ORGANIZATION OF THE BOOK
We have designed this book to be your reference manual to the current challenges
marketing faces. It is organized around key marketing issues. We cover each issue
in a separate chapter and present a summary of the best thinking of a panel of new-
economy gurus about that issue. We show where the gurus agree and disagree.
When our gurus offer different approaches—such as a different sequence of steps to
follow in addressing an issue or solving a problem—we use tables, charts, and
exhibits to illustrate the similarities and differences.
We have organized our gurus’ ideas into six chapters.
Chapter 1: The Future of Marketing provides an overview of some of the most critical
challenges our gurus say marketers face today including the increasing difficulty in
creating relevant and distinctive product differentiation, the impact of the Internet on
consumer/business and business to business relations, the declining effectiveness of
advertising, and attacks on traditional pricing schemes.
The five remaining chapters of The Guru Guide to Marketing cover five different
approaches our gurus offer to address the marketing’s problems and challenges.

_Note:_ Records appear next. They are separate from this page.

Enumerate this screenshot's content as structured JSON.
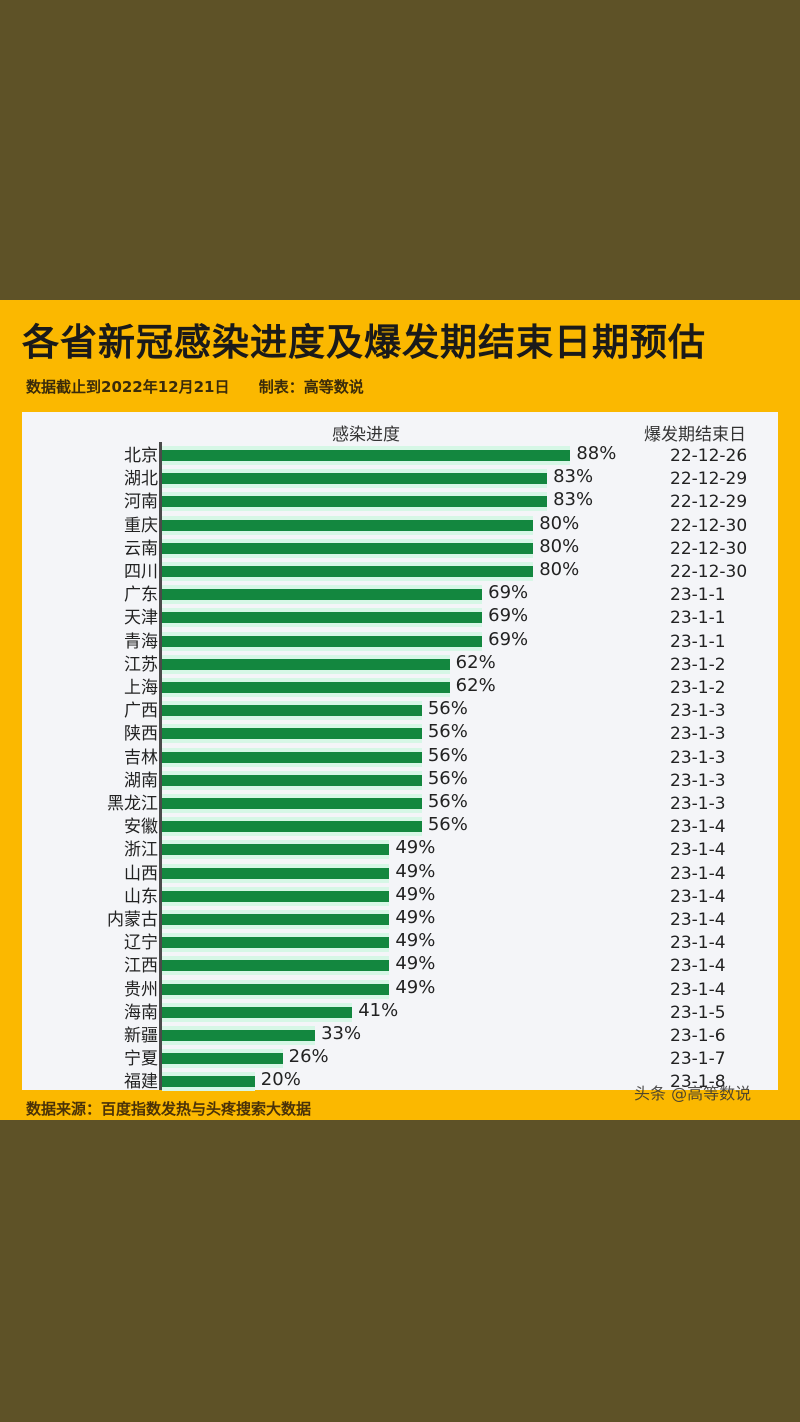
{
  "header": {
    "title": "各省新冠感染进度及爆发期结束日期预估",
    "data_cutoff": "数据截止到2022年12月21日",
    "made_by": "制表：高等数说"
  },
  "columns": {
    "progress": "感染进度",
    "end_date": "爆发期结束日"
  },
  "footer": {
    "source": "数据来源：百度指数发热与头疼搜索大数据",
    "watermark": "头条 @高等数说"
  },
  "colors": {
    "background": "#5e5227",
    "panel": "#fbb800",
    "chart_bg": "#f4f5f8",
    "bar": "#13873f"
  },
  "chart_data": {
    "type": "bar",
    "orientation": "horizontal",
    "title": "各省新冠感染进度及爆发期结束日期预估",
    "subtitle": "数据截止到2022年12月21日  制表：高等数说",
    "xlabel": "感染进度",
    "ylabel": "",
    "xlim": [
      0,
      100
    ],
    "grid": false,
    "categories": [
      "北京",
      "湖北",
      "河南",
      "重庆",
      "云南",
      "四川",
      "广东",
      "天津",
      "青海",
      "江苏",
      "上海",
      "广西",
      "陕西",
      "吉林",
      "湖南",
      "黑龙江",
      "安徽",
      "浙江",
      "山西",
      "山东",
      "内蒙古",
      "辽宁",
      "江西",
      "贵州",
      "海南",
      "新疆",
      "宁夏",
      "福建"
    ],
    "values": [
      88,
      83,
      83,
      80,
      80,
      80,
      69,
      69,
      69,
      62,
      62,
      56,
      56,
      56,
      56,
      56,
      56,
      49,
      49,
      49,
      49,
      49,
      49,
      49,
      41,
      33,
      26,
      20
    ],
    "value_labels": [
      "88%",
      "83%",
      "83%",
      "80%",
      "80%",
      "80%",
      "69%",
      "69%",
      "69%",
      "62%",
      "62%",
      "56%",
      "56%",
      "56%",
      "56%",
      "56%",
      "56%",
      "49%",
      "49%",
      "49%",
      "49%",
      "49%",
      "49%",
      "49%",
      "41%",
      "33%",
      "26%",
      "20%"
    ],
    "end_dates": [
      "22-12-26",
      "22-12-29",
      "22-12-29",
      "22-12-30",
      "22-12-30",
      "22-12-30",
      "23-1-1",
      "23-1-1",
      "23-1-1",
      "23-1-2",
      "23-1-2",
      "23-1-3",
      "23-1-3",
      "23-1-3",
      "23-1-3",
      "23-1-3",
      "23-1-4",
      "23-1-4",
      "23-1-4",
      "23-1-4",
      "23-1-4",
      "23-1-4",
      "23-1-4",
      "23-1-4",
      "23-1-5",
      "23-1-6",
      "23-1-7",
      "23-1-8"
    ],
    "end_date_column_title": "爆发期结束日",
    "source": "数据来源：百度指数发热与头疼搜索大数据"
  }
}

Chapter 2 & 3: All You Need is a Brand and All You Need is Brand Management
present the arguments a vocal group of gurus make for addressing marketing’s
problems though improved brand management. Among other things we cover our
gurus’ recommendations for improved product postioning and building a strong
brand.
Chapter 3: All You Need is a Customer Relationship covers one of the hottest
marketing topics of the day—Customer Relationship Management (CRM). We examine
what our gurus say is the key concept underlying CRM and its principal advantages
over other approaches to marketing, such as branding; four steps our gurus say
companies should take to implement CRM, how they say companies must reorganize
the marketing function and the company in general to make CRM work; and, key
questions they say you should ask to determine if CRM is right for your company.
Chapter 4: All You Need is Customer Equity presents the arguments of another group
of marketing gurus who say that neither branding nor Customer Relationship
Management offer a real cure for marketing’s ills. Instead they say companies should
treat customers as financial assets and marketers should focus their efforts on
building what the gurus call “Customer Equity.” In this chapter, we compare and
contrast two competing approaches that our gurus offer to both measuring and
building Customer Equity.
In Chapter 5: All You Need is Buzz we present the arguments of a fourth group of
gurus who say that the key to solving marketing’s problems isn’t more branding or
relationship and equity building but rather just more “word-of-mouth” Buzz. We
explain why they say Buzz is critical now, the questions you should ask to determine if
you have a “buzzable” product or service, and the steps they say you should take to
create genuine street-level excitement and “infectious chatter” about your product or
company.
We conclude the book with an appendix in which we provide biographies for all of the
gurus, including in many instances postal addresses, phone numbers, and e-mail
addresses where they can be reached.